Au tapis UBER, LYFT et consorts, toutes ces plateformes auxquelles tout un chacun peut proposer ses services en tant que travailleur indépendant. En Californie, l’Assembly bill 5, dite loi AB5, impose des conditions drastiques pour que ces travailleurs soient considérés comme indépendants. A défaut de remplir ces conditions, le travailleur sera requalifié en salarié. La loi a pour but de protéger les individus de l’exploitation des plateformes comme UBER. Et d’obliger les entreprises à embaucher plutôt que de recourir au travail en freelance.

Cette loi a eu un effet immédiat. Le site Vox a décidé de se passer de ses quelque 200 freelancers (travailleurs libres), qui verront donc leurs revenus issus de Vox disparaître. Mais bien sûr, conformément à la loi, il y aura des embauches. Une vingtaine de personnes…

Le monde du freelance californien est vent debout contre la loi. Il redoute une baisse des revenus des freelancers, en raison de la perte des contrats qu’elle entraînerait. Curieux effets d’une loi qui prétend protéger les travailleurs en faisant baisser leur niveau de vie…

Au Royaume-Uni, l’association des travailleurs indépendants, l’IPSE, lutte contre la loi IR 35, qui permet de requalifier en contrat de salariat des contrats de freelance passés avec le secteur public. Elle a été élargie au secteur privé, cette version devant entrer en vigueur en avril 2020.

En France, c’est le Conseil constitutionnel qui censure un article de loi qui empêchait un juge de requalifier en contrat de travail l’engagement des travailleurs indépendants au service de plateformes électroniques. Le Conseil constitutionnel considère que c’est un juge qui doit en décider.

Les travailleurs en freelance ne sont donc pas en odeur de sainteté. Pourquoi ?

L’essor du travail en freelance

Le travail en freelance connaît un développement fulgurant. Selon le site Upwork, 35 % des travailleurs aux USA l’ont pratiqué en 2019. 60 % l’ont fait par choix, 40 % par nécessité, 28 % à temps plein. En France, selon l’étude Malt.fr, 90 % des freelancers le sont par choix. Et 80 % travaillent à temps plein.

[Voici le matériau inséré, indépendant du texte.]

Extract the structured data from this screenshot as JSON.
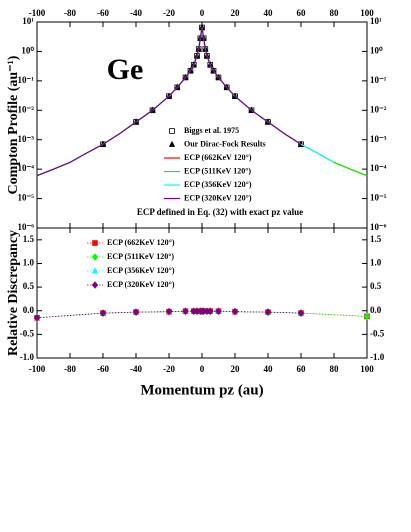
{
  "chart_data": [
    {
      "type": "line",
      "title": "Ge",
      "ylabel": "Compton Profile (au⁻¹)",
      "annotation": "ECP defined in Eq. (32) with exact pz value",
      "log_y": true,
      "xaxis": "top",
      "xlim": [
        -100,
        100
      ],
      "xticks": [
        -100,
        -80,
        -60,
        -40,
        -20,
        0,
        20,
        40,
        60,
        80,
        100
      ],
      "ylim": [
        1e-06,
        10
      ],
      "yticks": [
        {
          "value": 10,
          "label": "10¹"
        },
        {
          "value": 1,
          "label": "10⁰"
        },
        {
          "value": 0.1,
          "label": "10⁻¹"
        },
        {
          "value": 0.01,
          "label": "10⁻²"
        },
        {
          "value": 0.001,
          "label": "10⁻³"
        },
        {
          "value": 0.0001,
          "label": "10⁻⁴"
        },
        {
          "value": 1e-05,
          "label": "10⁻⁵"
        },
        {
          "value": 1e-06,
          "label": "10⁻⁶"
        }
      ],
      "series": [
        {
          "name": "Biggs et al. 1975",
          "color": "#000000",
          "style": "marker",
          "marker": "square",
          "filled": false,
          "x": [
            -60,
            -40,
            -30,
            -20,
            -15,
            -10,
            -7,
            -5,
            -3,
            -2,
            -1,
            0,
            1,
            2,
            3,
            5,
            7,
            10,
            15,
            20,
            30,
            40,
            60
          ],
          "values": [
            0.0007,
            0.004,
            0.01,
            0.03,
            0.06,
            0.13,
            0.22,
            0.35,
            0.7,
            1.2,
            2.8,
            6.5,
            2.8,
            1.2,
            0.7,
            0.35,
            0.22,
            0.13,
            0.06,
            0.03,
            0.01,
            0.004,
            0.0007
          ]
        },
        {
          "name": "Our Dirac-Fock Results",
          "color": "#000000",
          "style": "marker",
          "marker": "triangle",
          "filled": true,
          "x": [
            -60,
            -40,
            -30,
            -20,
            -15,
            -10,
            -7,
            -5,
            -3,
            -2,
            -1,
            0,
            1,
            2,
            3,
            5,
            7,
            10,
            15,
            20,
            30,
            40,
            60
          ],
          "values": [
            0.0007,
            0.004,
            0.01,
            0.03,
            0.06,
            0.13,
            0.22,
            0.35,
            0.7,
            1.2,
            2.8,
            6.5,
            2.8,
            1.2,
            0.7,
            0.35,
            0.22,
            0.13,
            0.06,
            0.03,
            0.01,
            0.004,
            0.0007
          ]
        },
        {
          "name": "ECP (662KeV 120°)",
          "color": "#ff0000",
          "style": "line",
          "x": [
            -100,
            -90,
            -80,
            -70,
            -60,
            -50,
            -40,
            -30,
            -20,
            -15,
            -10,
            -7,
            -5,
            -3,
            -2,
            -1,
            0,
            1,
            2,
            3,
            5,
            7,
            10,
            15,
            20,
            30,
            40,
            50,
            60,
            70,
            80,
            90,
            100
          ],
          "values": [
            6e-05,
            0.0001,
            0.00017,
            0.00035,
            0.0007,
            0.0016,
            0.004,
            0.01,
            0.03,
            0.06,
            0.13,
            0.22,
            0.35,
            0.7,
            1.2,
            2.8,
            6.5,
            2.8,
            1.2,
            0.7,
            0.35,
            0.22,
            0.13,
            0.06,
            0.03,
            0.01,
            0.004,
            0.0016,
            0.0007,
            0.00035,
            0.00017,
            0.0001,
            6e-05
          ]
        },
        {
          "name": "ECP (511KeV 120°)",
          "color": "#00ff00",
          "style": "line",
          "x": [
            -100,
            -90,
            -80,
            -70,
            -60,
            -50,
            -40,
            -30,
            -20,
            -15,
            -10,
            -7,
            -5,
            -3,
            -2,
            -1,
            0,
            1,
            2,
            3,
            5,
            7,
            10,
            15,
            20,
            30,
            40,
            50,
            60,
            70,
            80,
            90,
            100
          ],
          "values": [
            6e-05,
            0.0001,
            0.00017,
            0.00035,
            0.0007,
            0.0016,
            0.004,
            0.01,
            0.03,
            0.06,
            0.13,
            0.22,
            0.35,
            0.7,
            1.2,
            2.8,
            6.5,
            2.8,
            1.2,
            0.7,
            0.35,
            0.22,
            0.13,
            0.06,
            0.03,
            0.01,
            0.004,
            0.0016,
            0.0007,
            0.00035,
            0.00017,
            0.0001,
            6e-05
          ]
        },
        {
          "name": "ECP (356KeV 120°)",
          "color": "#00ffff",
          "style": "line",
          "x": [
            -100,
            -90,
            -80,
            -70,
            -60,
            -50,
            -40,
            -30,
            -20,
            -15,
            -10,
            -7,
            -5,
            -3,
            -2,
            -1,
            0,
            1,
            2,
            3,
            5,
            7,
            10,
            15,
            20,
            30,
            40,
            50,
            60,
            70,
            80,
            90,
            100
          ],
          "values": [
            6e-05,
            0.0001,
            0.00017,
            0.00035,
            0.0007,
            0.0016,
            0.004,
            0.01,
            0.03,
            0.06,
            0.13,
            0.22,
            0.35,
            0.7,
            1.2,
            2.8,
            6.5,
            2.8,
            1.2,
            0.7,
            0.35,
            0.22,
            0.13,
            0.06,
            0.03,
            0.01,
            0.004,
            0.0016,
            0.0007,
            0.00035,
            0.00017,
            null,
            null
          ]
        },
        {
          "name": "ECP (320KeV 120°)",
          "color": "#800080",
          "style": "line",
          "x": [
            -100,
            -90,
            -80,
            -70,
            -60,
            -50,
            -40,
            -30,
            -20,
            -15,
            -10,
            -7,
            -5,
            -3,
            -2,
            -1,
            0,
            1,
            2,
            3,
            5,
            7,
            10,
            15,
            20,
            30,
            40,
            50,
            60,
            70,
            80,
            90,
            100
          ],
          "values": [
            6e-05,
            0.0001,
            0.00017,
            0.00035,
            0.0007,
            0.0016,
            0.004,
            0.01,
            0.03,
            0.06,
            0.13,
            0.22,
            0.35,
            0.7,
            1.2,
            2.8,
            6.5,
            2.8,
            1.2,
            0.7,
            0.35,
            0.22,
            0.13,
            0.06,
            0.03,
            0.01,
            0.004,
            0.0016,
            0.0007,
            null,
            null,
            null,
            null
          ]
        }
      ]
    },
    {
      "type": "line",
      "ylabel": "Relative Discrepancy",
      "xlabel": "Momentum pz (au)",
      "xaxis": "bottom",
      "xlim": [
        -100,
        100
      ],
      "xticks": [
        -100,
        -80,
        -60,
        -40,
        -20,
        0,
        20,
        40,
        60,
        80,
        100
      ],
      "ylim": [
        -1,
        1.75
      ],
      "yticks": [
        {
          "value": -1,
          "label": "-1.0"
        },
        {
          "value": -0.5,
          "label": "-0.5"
        },
        {
          "value": 0,
          "label": "0.0"
        },
        0.5,
        {
          "value": 1,
          "label": "1.0"
        },
        1.5
      ],
      "series": [
        {
          "name": "ECP (662KeV 120°)",
          "color": "#ff0000",
          "style": "dotted-marker",
          "marker": "square",
          "filled": true,
          "x": [
            -100,
            -60,
            -40,
            -20,
            -10,
            -5,
            -3,
            -1,
            0,
            1,
            3,
            5,
            10,
            20,
            40,
            60,
            100
          ],
          "values": [
            -0.15,
            -0.05,
            -0.03,
            -0.02,
            -0.01,
            -0.01,
            -0.01,
            -0.01,
            -0.01,
            -0.01,
            -0.01,
            -0.01,
            -0.01,
            -0.02,
            -0.03,
            -0.05,
            -0.12
          ]
        },
        {
          "name": "ECP (511KeV 120°)",
          "color": "#00ff00",
          "style": "dotted-marker",
          "marker": "diamond",
          "filled": true,
          "x": [
            -100,
            -60,
            -40,
            -20,
            -10,
            -5,
            -3,
            -1,
            0,
            1,
            3,
            5,
            10,
            20,
            40,
            60,
            100
          ],
          "values": [
            -0.15,
            -0.05,
            -0.03,
            -0.02,
            -0.01,
            -0.01,
            -0.01,
            -0.01,
            -0.01,
            -0.01,
            -0.01,
            -0.01,
            -0.01,
            -0.02,
            -0.03,
            -0.05,
            -0.12
          ]
        },
        {
          "name": "ECP (356KeV 120°)",
          "color": "#00ffff",
          "style": "dotted-marker",
          "marker": "triangle",
          "filled": true,
          "x": [
            -100,
            -60,
            -40,
            -20,
            -10,
            -5,
            -3,
            -1,
            0,
            1,
            3,
            5,
            10,
            20,
            40,
            60,
            100
          ],
          "values": [
            -0.15,
            -0.05,
            -0.03,
            -0.02,
            -0.01,
            -0.01,
            -0.01,
            -0.01,
            -0.01,
            -0.01,
            -0.01,
            -0.01,
            -0.01,
            -0.02,
            -0.03,
            -0.05,
            null
          ]
        },
        {
          "name": "ECP (320KeV 120°)",
          "color": "#800080",
          "style": "dotted-marker",
          "marker": "diamond",
          "filled": true,
          "x": [
            -100,
            -60,
            -40,
            -20,
            -10,
            -5,
            -3,
            -1,
            0,
            1,
            3,
            5,
            10,
            20,
            40,
            60,
            100
          ],
          "values": [
            -0.15,
            -0.05,
            -0.03,
            -0.02,
            -0.01,
            -0.01,
            -0.01,
            -0.01,
            -0.01,
            -0.01,
            -0.01,
            -0.01,
            -0.01,
            -0.02,
            -0.03,
            -0.05,
            null
          ]
        }
      ]
    }
  ]
}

Les statistiques révèlent plus de diversité qu’on ne l’imaginerait. Aux USA, 25 % de ceux qui ont un emploi à temps plein effectuent également un travail en freelance. D’autre part, le freelance concerne essentiellement le travail qualifié, contrairement à ce que l’expression gig economy (économie des petits boulots) laisse entendre. Ainsi, toujours aux USA, 41 % des post graduates sont freelancers. En France, 92 % des freelancers voient le freelancing comme une situation de long terme. Et 88 % ne souhaitent pas redevenir salariés.

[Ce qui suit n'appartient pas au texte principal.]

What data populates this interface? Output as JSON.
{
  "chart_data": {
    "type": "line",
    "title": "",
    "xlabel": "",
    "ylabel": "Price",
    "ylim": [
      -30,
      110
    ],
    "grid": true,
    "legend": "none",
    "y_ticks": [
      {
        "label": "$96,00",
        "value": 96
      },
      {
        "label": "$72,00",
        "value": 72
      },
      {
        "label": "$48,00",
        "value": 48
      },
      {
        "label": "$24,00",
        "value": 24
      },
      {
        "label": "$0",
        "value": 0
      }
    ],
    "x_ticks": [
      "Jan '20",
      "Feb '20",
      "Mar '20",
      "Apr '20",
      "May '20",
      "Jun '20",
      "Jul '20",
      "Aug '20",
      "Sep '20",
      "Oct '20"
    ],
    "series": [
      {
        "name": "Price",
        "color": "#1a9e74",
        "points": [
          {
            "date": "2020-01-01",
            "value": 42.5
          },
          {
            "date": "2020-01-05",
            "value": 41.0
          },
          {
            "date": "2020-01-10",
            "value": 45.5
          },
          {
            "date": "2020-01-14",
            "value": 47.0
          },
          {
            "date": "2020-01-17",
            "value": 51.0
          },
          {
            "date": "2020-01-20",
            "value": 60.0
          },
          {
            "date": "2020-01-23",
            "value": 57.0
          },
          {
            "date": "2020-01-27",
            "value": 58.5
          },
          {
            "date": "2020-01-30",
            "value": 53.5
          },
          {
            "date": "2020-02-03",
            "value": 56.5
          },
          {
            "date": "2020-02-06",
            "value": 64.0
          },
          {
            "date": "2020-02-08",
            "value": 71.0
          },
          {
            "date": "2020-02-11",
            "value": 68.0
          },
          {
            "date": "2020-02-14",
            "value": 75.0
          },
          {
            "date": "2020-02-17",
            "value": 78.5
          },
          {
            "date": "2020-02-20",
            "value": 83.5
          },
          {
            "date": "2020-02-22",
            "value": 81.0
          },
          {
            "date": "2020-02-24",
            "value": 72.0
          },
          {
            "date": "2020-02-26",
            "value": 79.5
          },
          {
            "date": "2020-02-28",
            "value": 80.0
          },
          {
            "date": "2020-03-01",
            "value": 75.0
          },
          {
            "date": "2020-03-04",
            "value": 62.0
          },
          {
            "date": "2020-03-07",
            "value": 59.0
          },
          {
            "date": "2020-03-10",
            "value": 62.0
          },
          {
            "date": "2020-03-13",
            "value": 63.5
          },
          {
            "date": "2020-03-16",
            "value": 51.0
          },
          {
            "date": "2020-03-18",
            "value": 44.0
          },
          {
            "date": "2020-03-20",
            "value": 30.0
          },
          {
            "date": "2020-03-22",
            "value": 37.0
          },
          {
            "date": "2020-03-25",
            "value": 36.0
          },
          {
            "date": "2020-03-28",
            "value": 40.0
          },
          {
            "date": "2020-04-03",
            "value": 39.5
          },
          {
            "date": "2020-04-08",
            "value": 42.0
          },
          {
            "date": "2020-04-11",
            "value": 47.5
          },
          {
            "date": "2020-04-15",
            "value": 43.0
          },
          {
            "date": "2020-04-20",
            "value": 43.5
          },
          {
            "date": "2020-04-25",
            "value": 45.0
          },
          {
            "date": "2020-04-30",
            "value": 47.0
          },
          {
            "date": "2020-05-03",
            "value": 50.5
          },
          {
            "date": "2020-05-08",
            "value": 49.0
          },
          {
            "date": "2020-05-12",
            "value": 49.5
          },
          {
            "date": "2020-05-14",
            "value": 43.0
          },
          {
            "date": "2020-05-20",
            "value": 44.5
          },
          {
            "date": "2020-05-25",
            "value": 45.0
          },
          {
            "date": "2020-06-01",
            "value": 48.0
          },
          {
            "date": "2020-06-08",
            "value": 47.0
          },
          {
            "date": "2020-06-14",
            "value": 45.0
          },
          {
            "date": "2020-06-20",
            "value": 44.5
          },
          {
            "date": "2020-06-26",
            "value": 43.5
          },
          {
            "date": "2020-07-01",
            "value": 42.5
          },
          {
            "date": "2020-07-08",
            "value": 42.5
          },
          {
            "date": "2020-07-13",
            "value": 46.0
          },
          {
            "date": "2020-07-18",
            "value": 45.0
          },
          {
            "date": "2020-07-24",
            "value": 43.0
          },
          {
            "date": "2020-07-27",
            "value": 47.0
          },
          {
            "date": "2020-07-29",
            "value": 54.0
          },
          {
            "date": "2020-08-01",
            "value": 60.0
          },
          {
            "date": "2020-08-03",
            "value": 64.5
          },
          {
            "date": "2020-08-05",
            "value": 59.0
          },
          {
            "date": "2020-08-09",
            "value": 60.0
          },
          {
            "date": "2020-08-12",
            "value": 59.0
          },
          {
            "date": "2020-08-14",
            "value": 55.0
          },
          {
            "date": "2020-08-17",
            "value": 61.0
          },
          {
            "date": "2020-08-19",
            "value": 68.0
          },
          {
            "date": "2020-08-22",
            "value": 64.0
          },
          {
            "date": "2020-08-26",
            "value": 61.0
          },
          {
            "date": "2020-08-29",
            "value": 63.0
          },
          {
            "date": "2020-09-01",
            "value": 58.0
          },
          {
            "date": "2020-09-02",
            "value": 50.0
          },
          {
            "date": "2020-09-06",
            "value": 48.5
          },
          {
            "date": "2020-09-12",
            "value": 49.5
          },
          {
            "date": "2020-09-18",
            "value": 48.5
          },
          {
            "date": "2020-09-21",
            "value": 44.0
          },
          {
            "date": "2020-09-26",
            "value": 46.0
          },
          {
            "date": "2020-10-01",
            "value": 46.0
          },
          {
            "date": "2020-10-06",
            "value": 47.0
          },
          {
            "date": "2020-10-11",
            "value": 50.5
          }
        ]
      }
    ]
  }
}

Nous sommes loin de l’économie des petits boulots. L’étude MBO State of independence 2019 souligne que le salaire moyen des freelancers américains à plein temps est supérieur au salaire moyen toutes catégories du pays. Le freelance est de plus en plus souvent un choix. Il permet à ceux qui le pratiquent d’adapter leur travail à leurs obligations et, selon l’étude Upwork 2019, 46 % d’entre eux affirment qu’ils jouissent ainsi d’une flexibilité dont ils ont besoin.

Selon l’étude MBO Partners, State of independence in America (2019), 46 % des indépendants à temps plein déclarent que leur première source d’emploi est la bouche à oreille. Une étude du McKinsey Global Institute réalisée en 2016 (aux USA, au Royaume-Uni, en France, en Espagne en Allemagne et en Suède) indiquait que 15 % seulement des travailleurs en freelance utilisaient une plate-forme digitale. Le chiffre a probablement évolué depuis, mais il montrait déjà que si les plateformes accompagnent le développement du freelance, elles ne l’ont pas créé.

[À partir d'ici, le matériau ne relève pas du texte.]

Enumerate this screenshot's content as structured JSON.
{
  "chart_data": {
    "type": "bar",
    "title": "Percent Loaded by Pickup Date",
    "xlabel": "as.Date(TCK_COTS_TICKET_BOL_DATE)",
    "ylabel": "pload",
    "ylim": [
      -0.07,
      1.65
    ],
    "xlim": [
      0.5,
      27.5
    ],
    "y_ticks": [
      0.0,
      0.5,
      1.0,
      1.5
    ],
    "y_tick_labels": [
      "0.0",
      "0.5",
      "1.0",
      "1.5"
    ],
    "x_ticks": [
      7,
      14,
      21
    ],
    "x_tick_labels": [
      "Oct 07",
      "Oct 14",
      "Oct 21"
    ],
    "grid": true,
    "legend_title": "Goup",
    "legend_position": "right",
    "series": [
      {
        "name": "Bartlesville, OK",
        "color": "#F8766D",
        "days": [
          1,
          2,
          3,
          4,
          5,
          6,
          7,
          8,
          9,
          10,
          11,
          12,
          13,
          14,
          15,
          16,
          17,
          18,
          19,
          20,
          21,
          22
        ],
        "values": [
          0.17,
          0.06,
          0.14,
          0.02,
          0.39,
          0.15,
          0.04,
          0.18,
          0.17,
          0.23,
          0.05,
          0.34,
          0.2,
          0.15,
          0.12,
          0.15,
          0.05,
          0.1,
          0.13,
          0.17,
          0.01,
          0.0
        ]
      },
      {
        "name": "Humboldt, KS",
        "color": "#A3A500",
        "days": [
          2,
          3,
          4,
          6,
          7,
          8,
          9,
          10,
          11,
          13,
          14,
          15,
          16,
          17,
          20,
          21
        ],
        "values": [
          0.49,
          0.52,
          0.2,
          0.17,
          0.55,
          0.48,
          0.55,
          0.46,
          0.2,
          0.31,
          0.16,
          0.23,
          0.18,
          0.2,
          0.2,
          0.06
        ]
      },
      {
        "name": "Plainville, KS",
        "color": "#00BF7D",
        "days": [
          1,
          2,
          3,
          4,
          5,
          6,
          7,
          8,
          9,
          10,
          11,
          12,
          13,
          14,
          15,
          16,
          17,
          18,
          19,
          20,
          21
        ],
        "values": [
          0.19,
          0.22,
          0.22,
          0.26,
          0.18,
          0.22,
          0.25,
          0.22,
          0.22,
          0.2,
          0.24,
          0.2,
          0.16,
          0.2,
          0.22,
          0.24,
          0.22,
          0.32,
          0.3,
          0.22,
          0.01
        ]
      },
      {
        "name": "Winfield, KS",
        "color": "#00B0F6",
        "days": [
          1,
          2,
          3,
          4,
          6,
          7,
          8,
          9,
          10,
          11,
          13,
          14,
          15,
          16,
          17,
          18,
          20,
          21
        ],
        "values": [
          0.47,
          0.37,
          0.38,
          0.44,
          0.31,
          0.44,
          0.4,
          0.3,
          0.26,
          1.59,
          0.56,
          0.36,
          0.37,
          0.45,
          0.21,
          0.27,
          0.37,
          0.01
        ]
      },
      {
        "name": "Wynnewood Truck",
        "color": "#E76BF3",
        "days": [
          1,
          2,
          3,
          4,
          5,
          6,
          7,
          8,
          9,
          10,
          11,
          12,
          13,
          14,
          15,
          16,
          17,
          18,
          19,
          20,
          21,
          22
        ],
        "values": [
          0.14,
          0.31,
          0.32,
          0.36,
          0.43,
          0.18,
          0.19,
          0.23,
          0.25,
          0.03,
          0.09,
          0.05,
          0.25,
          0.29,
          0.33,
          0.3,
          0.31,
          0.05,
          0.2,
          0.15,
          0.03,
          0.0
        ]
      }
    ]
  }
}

Le salarié, un freelance comme les autres ?

L’essor du freelance intrigue. Généralement, il est mal vu. Il est considéré comme un pis-aller pour les travailleurs… en contradiction totale avec la réalité du phénomène.

Le travail en indépendant n’est pas une nouveauté dans l’économie post révolution industrielle. Selon un rapport sur la protection des non salariés, publié par le Haut Conseil du financement de la protection sociale en 2016, en 1955, les non-salariés représentaient près d’un tiers du total des actifs occupés.

Le cumul d’un emploi salarié et d’une activité annexe n’est pas nouveau non plus. Il était courant par exemple chez les ouvriers agricoles qui avaient leur basse-cour et vendaient leurs volailles, ou chez les ouvriers dans l’industrie qui cultivaient leurs potagers, etc., les exemples sont nombreux.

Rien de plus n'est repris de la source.